At the suggestion of UN Secretary-General Ban Ki-moon, for the first time rival parent company chief executives will take the stage together to demonstrate their shared commitment to deploying the power of the creative industries to help address the world’s most pressing problems.
The Secretary-General will speak at the Cannes Debate at noon on Friday 24th June in the Palais des Festivals, before being joined by leaders of the different groups.
The Common Ground programme will begin with a global advertising campaign, with space donated by key business and thought-leadership publications.
Following the Cannes Lions Festival, each group will focus on a specific area of the SDGs over the coming year, where possible and necessary working collaboratively across parent companies. They will also encourage other industries to find their own Common Ground.
In addition, the six companies have agreed to provide a development fund for each of the winning ideas in the Cannes Young Lions competition, which this year is devoted solely to the SDGs. These funds will be used to develop the concepts and give them the strongest possible chance of being put into practice. This is the first time the Young Lions have been given a development fund, providing an opportunity to bring their ideas to fruition, directly contributing to the achievement of the goals and continuing to raise awareness of them.
The seventeenth and final SDG is based on the idea that collaborative partnerships will be essential if all of the SDGs, ranging from eradicating poverty to tackling climate change, are to be achieved.
Speaking ahead of the Cannes Debate, Secretary-General Ban Ki-moon urged competing firms from other sectors to follow suit and make their own Common Ground commitments to supporting the SDGs:
“Common Ground is breaking ground. This initiative is not only about the advertising industry’s considerable influence in promoting the Sustainable Development Goals around the world. By putting aside their differences, these companies are also setting a powerful example for others to follow.”

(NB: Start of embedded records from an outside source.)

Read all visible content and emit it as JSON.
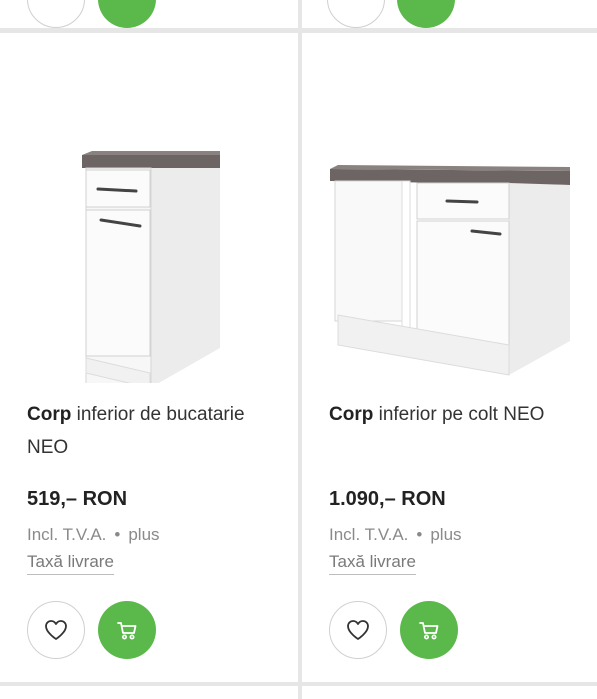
{
  "colors": {
    "accent_green": "#5bb84a",
    "background": "#e6e6e6",
    "card": "#ffffff",
    "text_dark": "#222222",
    "text_muted": "#8a8a8a"
  },
  "products": [
    {
      "title_bold": "Corp",
      "title_rest": " inferior de bucatarie NEO",
      "price": "519,– RON",
      "vat_prefix": "Incl. T.V.A.",
      "vat_dot": "•",
      "vat_suffix": "plus",
      "delivery": "Taxă livrare",
      "wishlist_icon": "heart-icon",
      "cart_icon": "cart-icon"
    },
    {
      "title_bold": "Corp",
      "title_rest": " inferior pe colt NEO",
      "price": "1.090,– RON",
      "vat_prefix": "Incl. T.V.A.",
      "vat_dot": "•",
      "vat_suffix": "plus",
      "delivery": "Taxă livrare",
      "wishlist_icon": "heart-icon",
      "cart_icon": "cart-icon"
    }
  ]
}
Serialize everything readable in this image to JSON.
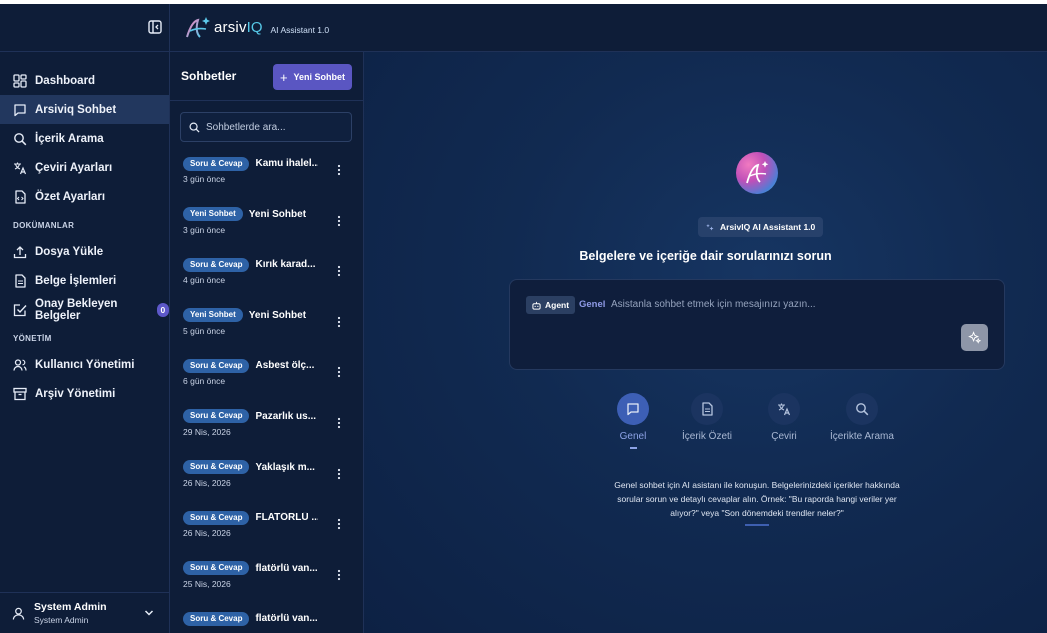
{
  "header": {
    "logo_word": "arsiv",
    "logo_iq": "IQ",
    "subtitle": "AI Assistant 1.0"
  },
  "sidebar": {
    "items": [
      {
        "label": "Dashboard",
        "icon": "dashboard-icon"
      },
      {
        "label": "Arsiviq Sohbet",
        "icon": "chat-icon",
        "active": true
      },
      {
        "label": "İçerik Arama",
        "icon": "search-icon"
      },
      {
        "label": "Çeviri Ayarları",
        "icon": "translate-icon"
      },
      {
        "label": "Özet Ayarları",
        "icon": "summary-icon"
      }
    ],
    "section_docs": "DOKÜMANLAR",
    "doc_items": [
      {
        "label": "Dosya Yükle",
        "icon": "upload-icon"
      },
      {
        "label": "Belge İşlemleri",
        "icon": "document-icon"
      },
      {
        "label": "Onay Bekleyen Belgeler",
        "icon": "approval-icon",
        "badge": "0"
      }
    ],
    "section_admin": "YÖNETİM",
    "admin_items": [
      {
        "label": "Kullanıcı Yönetimi",
        "icon": "users-icon"
      },
      {
        "label": "Arşiv Yönetimi",
        "icon": "archive-icon"
      }
    ],
    "user": {
      "name": "System Admin",
      "role": "System Admin"
    }
  },
  "chats": {
    "title": "Sohbetler",
    "new_label": "Yeni Sohbet",
    "search_placeholder": "Sohbetlerde ara...",
    "items": [
      {
        "tag": "Soru & Cevap",
        "title": "Kamu ihalel...",
        "date": "3 gün önce"
      },
      {
        "tag": "Yeni Sohbet",
        "title": "Yeni Sohbet",
        "date": "3 gün önce"
      },
      {
        "tag": "Soru & Cevap",
        "title": "Kırık karad...",
        "date": "4 gün önce"
      },
      {
        "tag": "Yeni Sohbet",
        "title": "Yeni Sohbet",
        "date": "5 gün önce"
      },
      {
        "tag": "Soru & Cevap",
        "title": "Asbest ölç...",
        "date": "6 gün önce"
      },
      {
        "tag": "Soru & Cevap",
        "title": "Pazarlık us...",
        "date": "29 Nis, 2026"
      },
      {
        "tag": "Soru & Cevap",
        "title": "Yaklaşık m...",
        "date": "26 Nis, 2026"
      },
      {
        "tag": "Soru & Cevap",
        "title": "FLATÖRLÜ ...",
        "date": "26 Nis, 2026"
      },
      {
        "tag": "Soru & Cevap",
        "title": "flatörlü van...",
        "date": "25 Nis, 2026"
      },
      {
        "tag": "Soru & Cevap",
        "title": "flatörlü van...",
        "date": ""
      }
    ]
  },
  "main": {
    "model_badge": "ArsivIQ AI Assistant 1.0",
    "title": "Belgelere ve içeriğe dair sorularınızı sorun",
    "agent_label": "Agent",
    "mode_label": "Genel",
    "prompt_placeholder": "Asistanla sohbet etmek için mesajınızı yazın...",
    "modes": [
      {
        "label": "Genel",
        "icon": "chat-icon",
        "active": true
      },
      {
        "label": "İçerik Özeti",
        "icon": "document-icon"
      },
      {
        "label": "Çeviri",
        "icon": "translate-icon"
      },
      {
        "label": "İçerikte Arama",
        "icon": "search-icon"
      }
    ],
    "description": "Genel sohbet için AI asistanı ile konuşun. Belgelerinizdeki içerikler hakkında sorular sorun ve detaylı cevaplar alın. Örnek: \"Bu raporda hangi veriler yer alıyor?\" veya \"Son dönemdeki trendler neler?\""
  },
  "colors": {
    "background": "#0c1b35",
    "accent": "#5a56c2",
    "tag": "#2e62a6"
  }
}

In a joint statement, Tadashi Ishii, Chief Executive Officer and President of Dentsu; Yannick Bolloré, Chairman and Chief Executive Officer of Havas; Michael Roth, Chairman and Chief Executive Officer of IPG; John Wren, President and Chief Executive Officer of Omnicom; Maurice Lévy, Chairman and Chief Executive Officer of Publicis Groupe; and Sir Martin Sorrell, founder and Chief Executive Officer of WPP, said:
“The Common Ground initiative recognises that the global issues the UN has identified transcend commercial rivalry. By working in partnership to support the Sustainable Development Goals, we want to demonstrate that even fierce competitors can set aside their differences in order to serve a wider common interest. We hope others in and beyond our own business decide to do the same.”
Francyne Harrigan, UN: firstname.lastname@example.org
; +1 917 367 5414 ; +1 917 428 7505
Chris Wade, WPP: email@example.com
; +44 (0)7740 595 563
The 2030 Agenda for Sustainable Development
In September 2015, UN Member States unanimously adopted the 2030 Agenda for Sustainable Development, focused on the three interconnected elements of: economic growth, social inclusion and environmental protection. With 17 Sustainable Development Goals (SDGs) at its core, the Agenda is universal, integrated and transformative and aims to spur actions that will end poverty, reduce inequality and tackle climate change between now and 2030.